Although it’s been a few days since my fever broke and I took the last dose of antibiotics, my body is fatigued. I lost about 10% of my bodyweight within the first week. I’m winded just climbing upstairs in my home.
Pneumonia is new to me. I’ve learned from friends that it does take weeks or even months to fully recover. However, it seems like my bout was relatively moderate by pneumonia standards, so I think my body will recover within two or three weeks.
Before continuing, I need to clarify that Bodhi Day isn’t really about celebrating the enlightenment of Siddhartha Gautama, or partaking in rice pudding, or the pleasure of an early morning meditation at a mountain getaway gazing into a rising Venus. More so, it’s a time you are rebooted.
As I’ve written elsewhere, Siddhartha Gautama’s Bodhi experience wasn’t an Om-humming, sutra-chanting, mission statement brainstorming retreat. It started out with him at rock-bottom, beaten up by life, until he collapsed under what would be called the Bodhi Tree. For seven days he sat there, tormented by demons of his mind as he healed, and too physically weak to do anything but sit there and take it.
The demons’ fire burned everything until awareness was all that was left. Free from all the emotional baggage, innumerable desires, and beliefs based on naïve or outdated experiences, he clearly understood that what was burned away was the source of his suffering. With nothing to cling to, Siddhartha Gautama no longer suffered.
Even your ol’ Reverend Dukkha Hanamoku, a long-time student of Zen, who at the time of this writing occupies a human body, falls off life’s cliffs or stumbles into endless loops. It’s part of the all-inclusive gift of sapience – that is, our human gift to make choices. We have to power to show the Universe what happens with alternate paths.

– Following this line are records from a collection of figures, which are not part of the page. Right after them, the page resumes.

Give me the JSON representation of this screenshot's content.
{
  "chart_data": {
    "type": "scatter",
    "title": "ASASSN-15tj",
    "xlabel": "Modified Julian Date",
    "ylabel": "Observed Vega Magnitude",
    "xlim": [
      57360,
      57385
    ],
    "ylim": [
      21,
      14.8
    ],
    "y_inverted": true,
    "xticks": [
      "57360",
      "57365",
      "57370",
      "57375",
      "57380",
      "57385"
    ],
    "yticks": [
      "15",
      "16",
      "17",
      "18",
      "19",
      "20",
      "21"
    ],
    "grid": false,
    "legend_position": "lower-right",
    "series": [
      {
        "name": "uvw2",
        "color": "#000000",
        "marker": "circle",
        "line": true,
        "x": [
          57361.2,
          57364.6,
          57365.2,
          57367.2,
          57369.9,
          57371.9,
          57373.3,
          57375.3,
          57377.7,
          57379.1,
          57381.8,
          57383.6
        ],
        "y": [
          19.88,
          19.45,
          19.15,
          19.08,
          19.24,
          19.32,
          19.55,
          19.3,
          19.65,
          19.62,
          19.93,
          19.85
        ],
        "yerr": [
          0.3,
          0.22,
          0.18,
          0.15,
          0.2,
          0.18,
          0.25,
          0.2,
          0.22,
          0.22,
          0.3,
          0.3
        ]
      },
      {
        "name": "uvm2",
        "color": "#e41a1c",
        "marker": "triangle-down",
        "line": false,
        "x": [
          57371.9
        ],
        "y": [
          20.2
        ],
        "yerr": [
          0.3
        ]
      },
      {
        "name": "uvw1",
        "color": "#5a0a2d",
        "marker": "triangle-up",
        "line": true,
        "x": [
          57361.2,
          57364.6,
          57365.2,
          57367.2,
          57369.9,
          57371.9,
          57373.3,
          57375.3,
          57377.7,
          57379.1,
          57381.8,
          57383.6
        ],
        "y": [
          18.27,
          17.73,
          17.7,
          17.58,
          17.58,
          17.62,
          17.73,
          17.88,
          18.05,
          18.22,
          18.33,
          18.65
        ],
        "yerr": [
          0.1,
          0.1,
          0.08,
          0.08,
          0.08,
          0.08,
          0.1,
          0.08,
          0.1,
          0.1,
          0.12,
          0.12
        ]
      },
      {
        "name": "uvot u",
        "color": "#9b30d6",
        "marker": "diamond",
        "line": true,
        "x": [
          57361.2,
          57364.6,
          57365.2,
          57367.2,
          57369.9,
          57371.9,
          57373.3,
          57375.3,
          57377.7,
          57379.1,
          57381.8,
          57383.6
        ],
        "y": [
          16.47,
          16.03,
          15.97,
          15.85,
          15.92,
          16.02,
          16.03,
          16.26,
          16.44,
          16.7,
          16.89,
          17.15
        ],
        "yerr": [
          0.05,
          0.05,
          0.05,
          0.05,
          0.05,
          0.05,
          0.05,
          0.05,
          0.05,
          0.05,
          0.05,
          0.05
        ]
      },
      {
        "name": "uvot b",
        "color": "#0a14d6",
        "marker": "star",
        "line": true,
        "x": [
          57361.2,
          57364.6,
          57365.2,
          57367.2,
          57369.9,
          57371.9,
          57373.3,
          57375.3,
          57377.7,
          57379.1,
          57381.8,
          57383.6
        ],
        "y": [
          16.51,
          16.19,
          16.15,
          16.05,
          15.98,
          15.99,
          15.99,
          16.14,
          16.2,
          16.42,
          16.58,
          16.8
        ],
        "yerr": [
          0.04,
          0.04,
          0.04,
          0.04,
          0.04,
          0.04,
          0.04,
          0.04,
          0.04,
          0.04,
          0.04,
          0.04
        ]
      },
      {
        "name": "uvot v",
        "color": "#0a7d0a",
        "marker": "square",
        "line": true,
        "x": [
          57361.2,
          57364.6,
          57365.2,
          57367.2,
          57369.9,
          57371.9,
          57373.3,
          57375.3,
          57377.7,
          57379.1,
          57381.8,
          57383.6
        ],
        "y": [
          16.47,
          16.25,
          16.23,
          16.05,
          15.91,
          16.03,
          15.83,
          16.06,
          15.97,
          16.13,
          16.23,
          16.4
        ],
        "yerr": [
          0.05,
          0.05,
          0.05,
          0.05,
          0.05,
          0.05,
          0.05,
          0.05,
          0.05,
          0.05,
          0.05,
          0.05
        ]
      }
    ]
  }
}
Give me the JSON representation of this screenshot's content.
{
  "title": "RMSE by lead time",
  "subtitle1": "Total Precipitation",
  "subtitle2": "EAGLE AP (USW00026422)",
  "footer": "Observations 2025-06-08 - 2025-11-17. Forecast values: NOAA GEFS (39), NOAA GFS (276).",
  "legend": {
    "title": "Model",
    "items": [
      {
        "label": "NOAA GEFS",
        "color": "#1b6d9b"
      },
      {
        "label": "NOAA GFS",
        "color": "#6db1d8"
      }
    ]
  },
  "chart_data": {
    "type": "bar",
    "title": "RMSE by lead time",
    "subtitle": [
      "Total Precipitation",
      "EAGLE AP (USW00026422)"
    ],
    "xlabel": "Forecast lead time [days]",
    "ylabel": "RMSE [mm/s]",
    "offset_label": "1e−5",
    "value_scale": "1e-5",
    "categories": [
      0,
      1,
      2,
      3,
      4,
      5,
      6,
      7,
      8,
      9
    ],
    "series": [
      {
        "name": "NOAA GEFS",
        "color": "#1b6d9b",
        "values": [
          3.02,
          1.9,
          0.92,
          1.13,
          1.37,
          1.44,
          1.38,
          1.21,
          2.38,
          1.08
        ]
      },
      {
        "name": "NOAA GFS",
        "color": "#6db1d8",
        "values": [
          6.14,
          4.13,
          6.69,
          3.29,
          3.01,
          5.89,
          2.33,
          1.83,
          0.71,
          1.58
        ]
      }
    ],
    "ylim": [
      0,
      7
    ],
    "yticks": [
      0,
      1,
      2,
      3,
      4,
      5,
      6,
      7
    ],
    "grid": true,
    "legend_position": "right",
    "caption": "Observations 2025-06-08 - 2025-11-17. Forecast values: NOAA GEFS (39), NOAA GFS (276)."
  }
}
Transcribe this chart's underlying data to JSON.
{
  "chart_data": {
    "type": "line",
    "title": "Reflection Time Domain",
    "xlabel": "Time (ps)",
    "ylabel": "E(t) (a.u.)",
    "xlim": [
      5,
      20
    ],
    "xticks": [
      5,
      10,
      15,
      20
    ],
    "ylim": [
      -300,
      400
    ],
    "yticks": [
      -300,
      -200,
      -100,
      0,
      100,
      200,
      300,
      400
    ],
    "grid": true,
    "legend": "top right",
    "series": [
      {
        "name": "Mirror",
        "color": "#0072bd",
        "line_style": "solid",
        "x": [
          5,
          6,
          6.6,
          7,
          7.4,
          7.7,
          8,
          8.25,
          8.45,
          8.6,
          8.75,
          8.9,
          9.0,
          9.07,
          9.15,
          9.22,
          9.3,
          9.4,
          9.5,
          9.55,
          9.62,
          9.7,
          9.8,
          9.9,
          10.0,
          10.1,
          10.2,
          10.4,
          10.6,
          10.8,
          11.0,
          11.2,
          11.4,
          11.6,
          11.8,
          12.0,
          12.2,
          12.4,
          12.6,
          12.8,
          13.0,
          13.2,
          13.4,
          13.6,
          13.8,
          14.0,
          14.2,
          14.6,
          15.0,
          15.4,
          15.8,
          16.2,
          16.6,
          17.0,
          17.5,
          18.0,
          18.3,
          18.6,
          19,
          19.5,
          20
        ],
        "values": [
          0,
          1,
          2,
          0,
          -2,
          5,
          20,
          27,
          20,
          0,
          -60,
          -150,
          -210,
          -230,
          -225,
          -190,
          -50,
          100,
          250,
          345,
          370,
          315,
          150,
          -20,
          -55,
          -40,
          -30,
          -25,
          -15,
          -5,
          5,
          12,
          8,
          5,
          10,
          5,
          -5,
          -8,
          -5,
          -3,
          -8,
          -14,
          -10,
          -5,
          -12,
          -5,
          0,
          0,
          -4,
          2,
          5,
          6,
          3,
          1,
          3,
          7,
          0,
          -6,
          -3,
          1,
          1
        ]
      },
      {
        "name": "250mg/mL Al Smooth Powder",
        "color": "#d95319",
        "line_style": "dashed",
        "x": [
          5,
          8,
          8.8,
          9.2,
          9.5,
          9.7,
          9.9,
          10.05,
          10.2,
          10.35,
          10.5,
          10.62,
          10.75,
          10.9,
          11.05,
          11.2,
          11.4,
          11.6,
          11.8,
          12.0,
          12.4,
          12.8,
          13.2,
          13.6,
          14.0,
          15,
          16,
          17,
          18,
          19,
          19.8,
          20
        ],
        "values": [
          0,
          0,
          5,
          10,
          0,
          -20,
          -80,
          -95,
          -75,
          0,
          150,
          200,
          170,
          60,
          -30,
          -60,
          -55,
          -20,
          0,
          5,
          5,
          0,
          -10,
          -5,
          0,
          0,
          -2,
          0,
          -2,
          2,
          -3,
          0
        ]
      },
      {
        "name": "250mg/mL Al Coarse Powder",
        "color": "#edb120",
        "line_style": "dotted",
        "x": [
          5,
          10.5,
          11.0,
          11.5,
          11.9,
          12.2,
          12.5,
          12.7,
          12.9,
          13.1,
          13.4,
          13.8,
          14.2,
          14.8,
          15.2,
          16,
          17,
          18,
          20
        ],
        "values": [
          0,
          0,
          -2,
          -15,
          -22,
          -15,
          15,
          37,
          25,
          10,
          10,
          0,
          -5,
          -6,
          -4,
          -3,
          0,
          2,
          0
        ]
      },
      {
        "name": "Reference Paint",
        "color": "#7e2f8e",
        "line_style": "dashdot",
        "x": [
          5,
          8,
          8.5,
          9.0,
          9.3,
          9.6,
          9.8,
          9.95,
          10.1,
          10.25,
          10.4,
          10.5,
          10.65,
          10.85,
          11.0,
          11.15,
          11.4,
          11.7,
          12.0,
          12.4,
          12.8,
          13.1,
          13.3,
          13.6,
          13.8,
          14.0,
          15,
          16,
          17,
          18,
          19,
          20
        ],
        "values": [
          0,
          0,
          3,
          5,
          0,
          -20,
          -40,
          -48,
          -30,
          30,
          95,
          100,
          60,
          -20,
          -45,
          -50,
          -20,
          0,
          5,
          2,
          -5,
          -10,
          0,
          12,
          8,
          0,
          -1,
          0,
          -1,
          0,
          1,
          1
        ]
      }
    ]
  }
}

In my current case, I’ve spent the last few years reinventing my career to Version 5.0 after a pretty good 15-year run with Version 4. At almost sixty years old and in these especially fast-moving times in the software industry, that’s quite a feat.
In hindsight, I probably could have run out the clock (worked a few more years and retire) with my Version 4 career. But software development is my Zen practice and I wanted to keep on going for more than a few years to 65. Reinvention of my career was an ambitious and ballsy move at my age, but it’s the choice I decided to make. My execution wasn’t perfect. Life on Earth is about ubiquitous experimentation, so miscalculations are expected.
When my fever broke a few days ago, I had forgotten what I had been working on so diligently. During the first part of my illness, before the results of the Covid tests, the healthcare professionals seemed convinced I had a bad case of Covid-19. Their body language and overly vague answers to our questions seemed to suggest I’d soon be moving into a ventilator in some ICU.
Fortunately, I didn’t die on a ventilator. Instead the fever burned away all the debris from the closed doors and dead ends accumulated over the past few years. As with other “Bodhi Days”, I awoke with a empty and open mind, where once again I didn’t “know everything”. Rebooted to again act on ballsy what-if choices.
Something I heard Dan Millman say over 30 years ago has stuck with me. Paraphrasing, “If you don’t take a vacation, your body will make you take one.” For most of us, vacations are rationed out to us by our managers in thrifty portions reminiscent of meager childhood allowances – and scheduled around priorities where the needs of our body is far down the list.
In spite of that, we must treat Bodhi Day as we do with trash day. We need to take out the trash every week no matter what else is going on. Otherwise the trash will pile up, rot, and take on a life of its own in your home. Likewise, when the debris around our life is so thick that we’re just swimming in muck, we need to burn it off – voluntarily – even if it’s not on December 8.